Two nearly-transparent photos hang from the ceiling next to the entrance of the Knowledge Center’s first floor, the @One. The photos are the same — one has a negative filter — and feature three girls in an old-fashioned photograph peering solemnly into the camera. Students, employees and visitors walking through the doors examine the photos with mild intrigue as they scurry to their next destination.
These ghost-like photos are part of an exhibition called “Existence: Self Presence”, curated by Mahedi Anjuman. Anjuman is a graduate art student who practices interdisciplinary art mediums like sculpture, performance and video art. She also teaches Drawing 101 at the university. The exhibition she’s put together features art pieces spread throughout a hallway outside of the @One, and includes videos, projections, photography, drawings and even virtual reality.

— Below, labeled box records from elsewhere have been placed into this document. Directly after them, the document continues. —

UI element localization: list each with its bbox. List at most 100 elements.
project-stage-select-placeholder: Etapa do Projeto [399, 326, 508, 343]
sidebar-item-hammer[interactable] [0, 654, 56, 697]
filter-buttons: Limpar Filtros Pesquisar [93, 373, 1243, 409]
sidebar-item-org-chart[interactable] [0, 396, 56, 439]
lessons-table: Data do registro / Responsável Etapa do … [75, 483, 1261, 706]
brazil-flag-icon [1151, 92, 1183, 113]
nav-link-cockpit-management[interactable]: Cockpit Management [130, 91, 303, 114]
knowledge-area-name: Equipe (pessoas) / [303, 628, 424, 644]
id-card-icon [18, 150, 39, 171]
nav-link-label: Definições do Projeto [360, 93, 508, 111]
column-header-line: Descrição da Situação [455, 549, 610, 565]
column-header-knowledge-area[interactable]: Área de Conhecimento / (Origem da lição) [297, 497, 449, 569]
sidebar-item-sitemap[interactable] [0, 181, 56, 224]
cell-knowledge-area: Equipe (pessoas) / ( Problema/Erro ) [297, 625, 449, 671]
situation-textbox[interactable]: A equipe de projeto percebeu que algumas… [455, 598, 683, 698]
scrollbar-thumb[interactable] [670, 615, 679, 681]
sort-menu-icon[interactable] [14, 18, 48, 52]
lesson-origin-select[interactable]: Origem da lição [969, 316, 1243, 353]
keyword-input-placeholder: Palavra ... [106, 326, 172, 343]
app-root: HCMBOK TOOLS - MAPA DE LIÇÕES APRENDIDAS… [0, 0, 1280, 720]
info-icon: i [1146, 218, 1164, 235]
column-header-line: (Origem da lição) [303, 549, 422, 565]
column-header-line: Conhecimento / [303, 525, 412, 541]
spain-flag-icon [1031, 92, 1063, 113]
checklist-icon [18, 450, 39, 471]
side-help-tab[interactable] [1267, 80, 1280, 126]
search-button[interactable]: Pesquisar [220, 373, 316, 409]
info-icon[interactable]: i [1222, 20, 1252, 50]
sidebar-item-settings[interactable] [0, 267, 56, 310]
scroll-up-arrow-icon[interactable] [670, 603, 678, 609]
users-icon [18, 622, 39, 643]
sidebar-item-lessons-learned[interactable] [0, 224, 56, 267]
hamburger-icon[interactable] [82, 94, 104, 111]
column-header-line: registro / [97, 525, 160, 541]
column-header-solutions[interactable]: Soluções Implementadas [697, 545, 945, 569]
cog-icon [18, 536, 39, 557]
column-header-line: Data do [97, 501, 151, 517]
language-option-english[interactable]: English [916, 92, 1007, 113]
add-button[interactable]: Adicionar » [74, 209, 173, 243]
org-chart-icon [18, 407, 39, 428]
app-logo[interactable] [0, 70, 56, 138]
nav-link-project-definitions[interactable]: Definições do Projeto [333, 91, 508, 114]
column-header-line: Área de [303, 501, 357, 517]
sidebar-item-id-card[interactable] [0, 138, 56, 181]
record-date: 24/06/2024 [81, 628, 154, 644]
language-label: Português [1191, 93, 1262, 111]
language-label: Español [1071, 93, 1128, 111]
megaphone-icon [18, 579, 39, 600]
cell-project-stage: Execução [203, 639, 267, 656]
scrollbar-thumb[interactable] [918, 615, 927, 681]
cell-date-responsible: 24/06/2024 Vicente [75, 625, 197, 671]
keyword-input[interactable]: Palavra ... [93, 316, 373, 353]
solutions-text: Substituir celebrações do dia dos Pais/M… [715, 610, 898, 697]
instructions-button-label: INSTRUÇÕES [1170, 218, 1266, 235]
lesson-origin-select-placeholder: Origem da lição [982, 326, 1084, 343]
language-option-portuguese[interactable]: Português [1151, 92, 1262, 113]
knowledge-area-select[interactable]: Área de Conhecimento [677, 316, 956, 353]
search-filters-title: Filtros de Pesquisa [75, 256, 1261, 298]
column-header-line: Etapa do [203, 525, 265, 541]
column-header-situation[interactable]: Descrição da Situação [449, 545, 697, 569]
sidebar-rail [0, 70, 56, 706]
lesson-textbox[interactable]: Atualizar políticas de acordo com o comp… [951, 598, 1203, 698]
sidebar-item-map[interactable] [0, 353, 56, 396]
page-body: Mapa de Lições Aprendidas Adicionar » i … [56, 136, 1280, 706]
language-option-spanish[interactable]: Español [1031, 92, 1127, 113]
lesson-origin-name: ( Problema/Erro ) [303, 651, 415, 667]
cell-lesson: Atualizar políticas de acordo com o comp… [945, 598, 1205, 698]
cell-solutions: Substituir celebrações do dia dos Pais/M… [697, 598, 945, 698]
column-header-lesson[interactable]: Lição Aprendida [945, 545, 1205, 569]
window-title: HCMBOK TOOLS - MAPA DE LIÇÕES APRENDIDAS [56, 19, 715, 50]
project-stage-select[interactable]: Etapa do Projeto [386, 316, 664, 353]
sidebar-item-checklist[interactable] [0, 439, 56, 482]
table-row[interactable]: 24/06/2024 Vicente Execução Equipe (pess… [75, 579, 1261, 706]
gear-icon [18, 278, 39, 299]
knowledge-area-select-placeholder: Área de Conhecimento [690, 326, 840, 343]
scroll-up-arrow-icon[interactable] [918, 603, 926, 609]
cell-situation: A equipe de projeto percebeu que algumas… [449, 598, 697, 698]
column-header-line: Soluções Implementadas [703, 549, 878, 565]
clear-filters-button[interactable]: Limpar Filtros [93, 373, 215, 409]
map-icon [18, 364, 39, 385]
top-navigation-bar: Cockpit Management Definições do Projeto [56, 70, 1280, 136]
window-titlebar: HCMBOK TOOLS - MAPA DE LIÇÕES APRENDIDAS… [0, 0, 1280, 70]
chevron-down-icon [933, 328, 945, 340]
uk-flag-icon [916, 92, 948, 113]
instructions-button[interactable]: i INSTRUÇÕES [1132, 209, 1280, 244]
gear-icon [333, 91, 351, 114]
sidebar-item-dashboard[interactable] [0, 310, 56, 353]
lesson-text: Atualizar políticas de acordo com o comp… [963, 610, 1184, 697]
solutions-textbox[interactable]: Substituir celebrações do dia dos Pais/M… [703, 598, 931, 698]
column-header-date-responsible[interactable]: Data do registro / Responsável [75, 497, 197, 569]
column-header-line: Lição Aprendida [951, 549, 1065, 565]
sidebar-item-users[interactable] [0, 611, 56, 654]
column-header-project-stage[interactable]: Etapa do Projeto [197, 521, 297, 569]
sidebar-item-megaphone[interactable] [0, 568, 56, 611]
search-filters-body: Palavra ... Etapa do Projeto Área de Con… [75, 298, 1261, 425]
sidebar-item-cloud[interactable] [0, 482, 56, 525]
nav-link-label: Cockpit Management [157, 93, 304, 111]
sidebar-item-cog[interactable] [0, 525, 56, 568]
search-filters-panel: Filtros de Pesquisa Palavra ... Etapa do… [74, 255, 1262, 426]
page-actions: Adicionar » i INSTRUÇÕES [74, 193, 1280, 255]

“I was very conscious about this space”, she says, gesturing to the area outside the @One, “because it’s not very secure. Like, no guard and not a good camera. And I’m using a projector and all that. But altogether it’s not bad, it’s just in our planning.”

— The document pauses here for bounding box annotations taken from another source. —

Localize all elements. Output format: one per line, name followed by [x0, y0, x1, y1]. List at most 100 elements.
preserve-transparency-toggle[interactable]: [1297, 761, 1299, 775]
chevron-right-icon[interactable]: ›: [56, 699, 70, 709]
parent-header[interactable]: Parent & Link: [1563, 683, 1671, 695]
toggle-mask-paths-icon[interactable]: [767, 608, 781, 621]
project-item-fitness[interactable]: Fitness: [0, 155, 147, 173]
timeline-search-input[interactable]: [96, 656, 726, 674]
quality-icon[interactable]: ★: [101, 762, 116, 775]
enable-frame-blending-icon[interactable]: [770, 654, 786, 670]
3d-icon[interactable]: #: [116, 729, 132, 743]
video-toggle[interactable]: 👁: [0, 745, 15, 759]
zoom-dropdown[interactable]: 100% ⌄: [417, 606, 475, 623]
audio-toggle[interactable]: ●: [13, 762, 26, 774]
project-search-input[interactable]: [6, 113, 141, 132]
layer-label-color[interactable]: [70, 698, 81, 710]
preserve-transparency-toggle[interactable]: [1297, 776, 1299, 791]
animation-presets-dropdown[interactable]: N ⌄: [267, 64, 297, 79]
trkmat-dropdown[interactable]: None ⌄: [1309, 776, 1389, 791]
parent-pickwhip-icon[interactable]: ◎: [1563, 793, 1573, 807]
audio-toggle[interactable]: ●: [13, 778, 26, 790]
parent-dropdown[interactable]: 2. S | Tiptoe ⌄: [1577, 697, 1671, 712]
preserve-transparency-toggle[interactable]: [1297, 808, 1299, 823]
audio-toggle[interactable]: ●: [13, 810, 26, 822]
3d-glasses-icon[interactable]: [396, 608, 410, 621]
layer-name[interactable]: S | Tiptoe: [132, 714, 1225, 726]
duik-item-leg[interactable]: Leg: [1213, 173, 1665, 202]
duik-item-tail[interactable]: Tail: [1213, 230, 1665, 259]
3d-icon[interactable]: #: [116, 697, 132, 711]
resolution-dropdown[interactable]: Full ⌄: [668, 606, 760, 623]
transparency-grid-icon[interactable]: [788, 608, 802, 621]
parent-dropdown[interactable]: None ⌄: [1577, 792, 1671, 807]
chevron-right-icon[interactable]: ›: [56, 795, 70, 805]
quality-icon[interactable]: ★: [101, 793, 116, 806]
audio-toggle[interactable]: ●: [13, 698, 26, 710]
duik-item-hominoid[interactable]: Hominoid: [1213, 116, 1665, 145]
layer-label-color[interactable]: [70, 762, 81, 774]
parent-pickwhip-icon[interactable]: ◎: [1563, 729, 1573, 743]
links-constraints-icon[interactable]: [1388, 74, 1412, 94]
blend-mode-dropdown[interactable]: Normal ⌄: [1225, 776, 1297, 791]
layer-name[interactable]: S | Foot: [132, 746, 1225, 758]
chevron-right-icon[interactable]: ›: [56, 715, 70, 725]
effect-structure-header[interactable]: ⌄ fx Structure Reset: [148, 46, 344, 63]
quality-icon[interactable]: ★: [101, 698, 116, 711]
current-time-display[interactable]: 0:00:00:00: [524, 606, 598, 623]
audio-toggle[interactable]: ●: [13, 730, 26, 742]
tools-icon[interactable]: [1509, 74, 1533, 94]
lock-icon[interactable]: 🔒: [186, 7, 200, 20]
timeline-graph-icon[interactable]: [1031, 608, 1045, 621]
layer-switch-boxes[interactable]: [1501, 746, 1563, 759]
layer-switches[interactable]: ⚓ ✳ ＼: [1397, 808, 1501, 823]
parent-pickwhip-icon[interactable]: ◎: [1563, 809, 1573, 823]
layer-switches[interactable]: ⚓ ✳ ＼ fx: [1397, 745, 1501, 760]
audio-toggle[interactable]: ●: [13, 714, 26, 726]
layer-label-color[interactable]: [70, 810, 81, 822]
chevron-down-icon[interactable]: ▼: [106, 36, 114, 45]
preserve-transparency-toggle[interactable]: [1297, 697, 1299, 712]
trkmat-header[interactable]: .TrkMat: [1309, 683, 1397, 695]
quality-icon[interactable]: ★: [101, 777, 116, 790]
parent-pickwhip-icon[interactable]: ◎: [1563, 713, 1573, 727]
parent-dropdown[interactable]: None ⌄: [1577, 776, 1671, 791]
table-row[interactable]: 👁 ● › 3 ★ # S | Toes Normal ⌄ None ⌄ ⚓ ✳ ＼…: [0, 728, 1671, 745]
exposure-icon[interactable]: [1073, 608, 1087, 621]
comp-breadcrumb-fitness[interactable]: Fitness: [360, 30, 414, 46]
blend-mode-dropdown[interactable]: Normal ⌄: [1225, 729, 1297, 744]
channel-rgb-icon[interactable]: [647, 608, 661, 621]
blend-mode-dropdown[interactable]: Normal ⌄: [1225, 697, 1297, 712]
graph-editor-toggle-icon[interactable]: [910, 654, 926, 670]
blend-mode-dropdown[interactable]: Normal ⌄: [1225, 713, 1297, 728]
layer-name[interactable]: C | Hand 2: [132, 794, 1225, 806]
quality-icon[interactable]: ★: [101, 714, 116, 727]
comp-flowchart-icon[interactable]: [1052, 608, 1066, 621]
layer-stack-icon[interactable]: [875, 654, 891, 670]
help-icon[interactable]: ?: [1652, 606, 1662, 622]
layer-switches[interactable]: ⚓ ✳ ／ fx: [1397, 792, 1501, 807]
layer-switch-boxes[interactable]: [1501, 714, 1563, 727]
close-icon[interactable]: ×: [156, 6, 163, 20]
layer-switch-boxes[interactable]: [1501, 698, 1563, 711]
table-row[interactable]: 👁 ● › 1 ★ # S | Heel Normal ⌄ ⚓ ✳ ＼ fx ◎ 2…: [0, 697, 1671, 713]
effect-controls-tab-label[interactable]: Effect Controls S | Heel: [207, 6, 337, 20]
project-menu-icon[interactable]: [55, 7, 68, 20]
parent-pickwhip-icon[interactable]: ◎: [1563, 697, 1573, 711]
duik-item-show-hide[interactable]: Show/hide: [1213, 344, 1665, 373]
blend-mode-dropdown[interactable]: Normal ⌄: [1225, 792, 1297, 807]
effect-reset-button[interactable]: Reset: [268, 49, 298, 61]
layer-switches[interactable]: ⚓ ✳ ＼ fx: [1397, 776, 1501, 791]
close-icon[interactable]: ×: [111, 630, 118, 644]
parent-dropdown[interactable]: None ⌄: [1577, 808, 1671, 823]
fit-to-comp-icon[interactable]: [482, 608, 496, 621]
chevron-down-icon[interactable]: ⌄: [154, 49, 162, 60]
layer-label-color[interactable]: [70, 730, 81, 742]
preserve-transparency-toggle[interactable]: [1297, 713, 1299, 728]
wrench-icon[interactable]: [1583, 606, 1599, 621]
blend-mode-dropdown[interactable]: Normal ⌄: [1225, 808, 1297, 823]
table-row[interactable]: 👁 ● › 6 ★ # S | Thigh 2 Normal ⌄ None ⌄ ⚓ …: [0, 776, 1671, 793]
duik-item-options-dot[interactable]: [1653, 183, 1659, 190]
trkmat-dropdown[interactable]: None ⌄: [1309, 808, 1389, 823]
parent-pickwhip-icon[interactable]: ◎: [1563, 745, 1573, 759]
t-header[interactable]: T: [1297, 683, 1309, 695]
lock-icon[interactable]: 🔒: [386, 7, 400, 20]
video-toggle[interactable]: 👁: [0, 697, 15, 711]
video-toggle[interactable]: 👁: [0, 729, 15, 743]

The idea behind the exhibition centers on philosophical ideas of self and what it means to exist. Inspired by René Descartes’ famous quote, “I doubt, therefore I think, therefore I am,” the exhibit aims to give different artistic perspectives on who we are, what existence is and what the point of life might be.
Anjuman has always been interested in existential philosophy, and explores it within her own art frequently. She was inspired to curate the exhibition after doing a midway show titled “Existence: My Name is You”. Several of her mentors attended in support, and later encouraged Anjuman to do another exhibition exploring the same philosophical ideology.
“They are in between teachers and friends,” she says. “All the video techniques, I learned all of it from Kyle [Weerheim], audio from Michelle [Rebaleati], Daniel [Fergus], all the time […] and I found them at all of my exhibitions. They always encourage me.”
In an effort to make the exhibition less formal and more experimental, she decided to branch outside of just video. After doing more research on existential philosophy, she found evidence of self-questioning and existentialism in a variety of other arts.
“[I knew] if I do only the video exhibition, it’s going to be just one perspective. That’s why I chose different mediums as well, like photography and drawing,” she says.
Some of the art pieces in the exhibition were chosen by Anjuman herself, including one of her own. Other pieces were created after artists were asked to a be part of the show. Some of these artists include her mentors, Weerheim and Rebaleati. Other artists are some of Anjuman’s close friends, classmates and even her husband, Shakhawat Hossain Razib.
One thing that’s particularly interesting about “Existence: Self Presence”, however, is the lack of titles attached to the art pieces.
“I don’t want to put any titles [on the exhibits] because it’s a group of work,” Anjuman says. “It’s not like separate, separate work. It’s a group exhibition, but not like in a conventional way […] For this time being, they are under one title. That is, ‘Existence: Self Presence’”.
The exhibition can be found and explored outside of the @One, across from the Wells Fargo auditorium, and will be up the entire month of February. Other artists included in the exhibition include Scott Coops, Bryan DeDeurwaerder, Hannah Huntley, Kristof Janvary, Gwaylon Leaf, Frances Melhop, Vera Miller and Sogand Tabatabaei.